Iniziamo proprio dalla presenza della Maggioni come moderatrice. E’ stata la scelta giusta. Renzi e Bersani non potevano scontrarsi nel salotto di Bruno Vespa addetto ad altre funzioni. Nè poteva essere Vespa il moderatore dell’incontro troppo legato ad una sola parte politica. Inoltre la gestione del confronto non avrebbe portato al conduttore di Porta a porta nessuna gratificazione in termini di professionalità. Vespa si ritiene superiore a tali incombenze che lascia sbrigare ad altri. Quando ci sarà, se ci sarà, il confronto tra i due leader candidati a Premier, allora farà sentire la sua voce.
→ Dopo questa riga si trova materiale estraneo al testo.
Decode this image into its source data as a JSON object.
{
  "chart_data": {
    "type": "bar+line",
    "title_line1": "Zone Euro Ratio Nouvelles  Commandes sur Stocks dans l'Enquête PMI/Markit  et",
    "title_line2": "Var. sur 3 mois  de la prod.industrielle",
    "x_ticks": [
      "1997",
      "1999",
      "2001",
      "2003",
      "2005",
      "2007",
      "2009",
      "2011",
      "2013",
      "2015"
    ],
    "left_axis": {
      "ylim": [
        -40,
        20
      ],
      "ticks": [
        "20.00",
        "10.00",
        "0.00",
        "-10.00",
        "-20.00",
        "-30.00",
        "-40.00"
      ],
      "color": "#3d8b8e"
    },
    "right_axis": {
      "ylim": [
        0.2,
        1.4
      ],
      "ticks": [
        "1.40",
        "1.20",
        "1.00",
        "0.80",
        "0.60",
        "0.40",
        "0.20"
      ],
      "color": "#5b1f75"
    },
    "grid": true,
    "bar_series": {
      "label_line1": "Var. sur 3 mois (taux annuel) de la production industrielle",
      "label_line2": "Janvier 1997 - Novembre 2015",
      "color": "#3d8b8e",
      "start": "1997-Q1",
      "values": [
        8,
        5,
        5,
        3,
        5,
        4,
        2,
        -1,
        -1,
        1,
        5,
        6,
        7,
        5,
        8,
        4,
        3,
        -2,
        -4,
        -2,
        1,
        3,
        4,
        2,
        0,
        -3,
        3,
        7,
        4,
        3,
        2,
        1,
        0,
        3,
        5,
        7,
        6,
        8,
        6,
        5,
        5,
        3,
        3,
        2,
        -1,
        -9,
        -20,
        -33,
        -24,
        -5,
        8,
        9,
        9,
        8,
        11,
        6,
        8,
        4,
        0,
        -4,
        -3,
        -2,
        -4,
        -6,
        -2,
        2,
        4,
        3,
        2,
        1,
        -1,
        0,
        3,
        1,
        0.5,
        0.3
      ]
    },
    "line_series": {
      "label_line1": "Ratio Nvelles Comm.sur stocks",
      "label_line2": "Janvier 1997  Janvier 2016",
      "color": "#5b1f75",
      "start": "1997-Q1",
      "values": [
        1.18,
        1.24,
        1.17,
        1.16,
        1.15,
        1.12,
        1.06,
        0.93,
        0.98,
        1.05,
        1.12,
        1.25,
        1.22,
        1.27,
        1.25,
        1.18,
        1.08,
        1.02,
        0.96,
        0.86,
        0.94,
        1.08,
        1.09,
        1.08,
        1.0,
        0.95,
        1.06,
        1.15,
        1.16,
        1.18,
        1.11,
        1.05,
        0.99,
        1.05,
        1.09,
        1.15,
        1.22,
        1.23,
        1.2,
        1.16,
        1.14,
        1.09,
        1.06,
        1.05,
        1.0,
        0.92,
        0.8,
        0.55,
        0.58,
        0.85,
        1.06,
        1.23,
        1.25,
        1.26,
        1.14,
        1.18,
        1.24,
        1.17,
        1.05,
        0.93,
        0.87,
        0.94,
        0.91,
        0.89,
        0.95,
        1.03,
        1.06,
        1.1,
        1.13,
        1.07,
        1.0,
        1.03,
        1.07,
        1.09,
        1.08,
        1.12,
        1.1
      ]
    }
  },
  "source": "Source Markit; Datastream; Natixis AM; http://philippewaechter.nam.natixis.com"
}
Tutto questo significa che il Vespismo non è morto, è solo espressione di un altro modo di fare giornalismo politico. Il che significa che trasmissioni come quella del confronto tra Bersani e Renzi non si sostituiscono a Porta a porta, ma sono un’altra cosa. E non parlerei di confronto all’americana tra i due contendenti, complici le telecamere di Rai1. Tutt’al più si è trattato solo di un tentativo di imitazione, perchè, esendo la materia politica nuova per la tv di casa nostra, c’è bisogno di un periodo di rodaggio. Anche i due sfidanti non sembravano del tutto a loro agio. E l’hanno dimostrato evidenziando alcune incertezze nel comportamento. Un esempio: Bersani beveva frequentemente acqua dalla bottiglina a sua disposizione, dando la sensazione di un’emozione che gli bloccava la voce. Renzi sbracciava un po’ troppo nel dare le risposte e alzava i toni per accreditare la propria sicurezzza.
Piccoli segnali che uno psicologo avrebbe ben interpretato come espressione di un’emozione tenuta a freno. Anche Monica Maggioni tentava di ispirarsi a modelli americani e, forse, ha avuto un’unica debolezza: non ha incalzato sufficientemente i contendenti come invece aveva fatto il suo collega di Sky nel primo confronto tra gli allora cinque contendenti.
Ancora: la Rai avvertiva pesantemente la responsabilità di diversificarsi dalla tv satellitare. E spesso lo ha fatto in maniera anche esagerata. Ad esempio: sembrava che la scenografia fosse opera di un milanista, oscillava tra il rosso dello sfondo dove operavano Renzi e Bersani e il nero nel quale era inserita la Maggioni che, per di più, era vestita totalmente di nero. Una scelta che non le donava: l’abito la faceva apparire una sorta di suora laica, sacerdotessa di un rito politico caratterizzato da un dualismo cromatico un po’ ambiguo.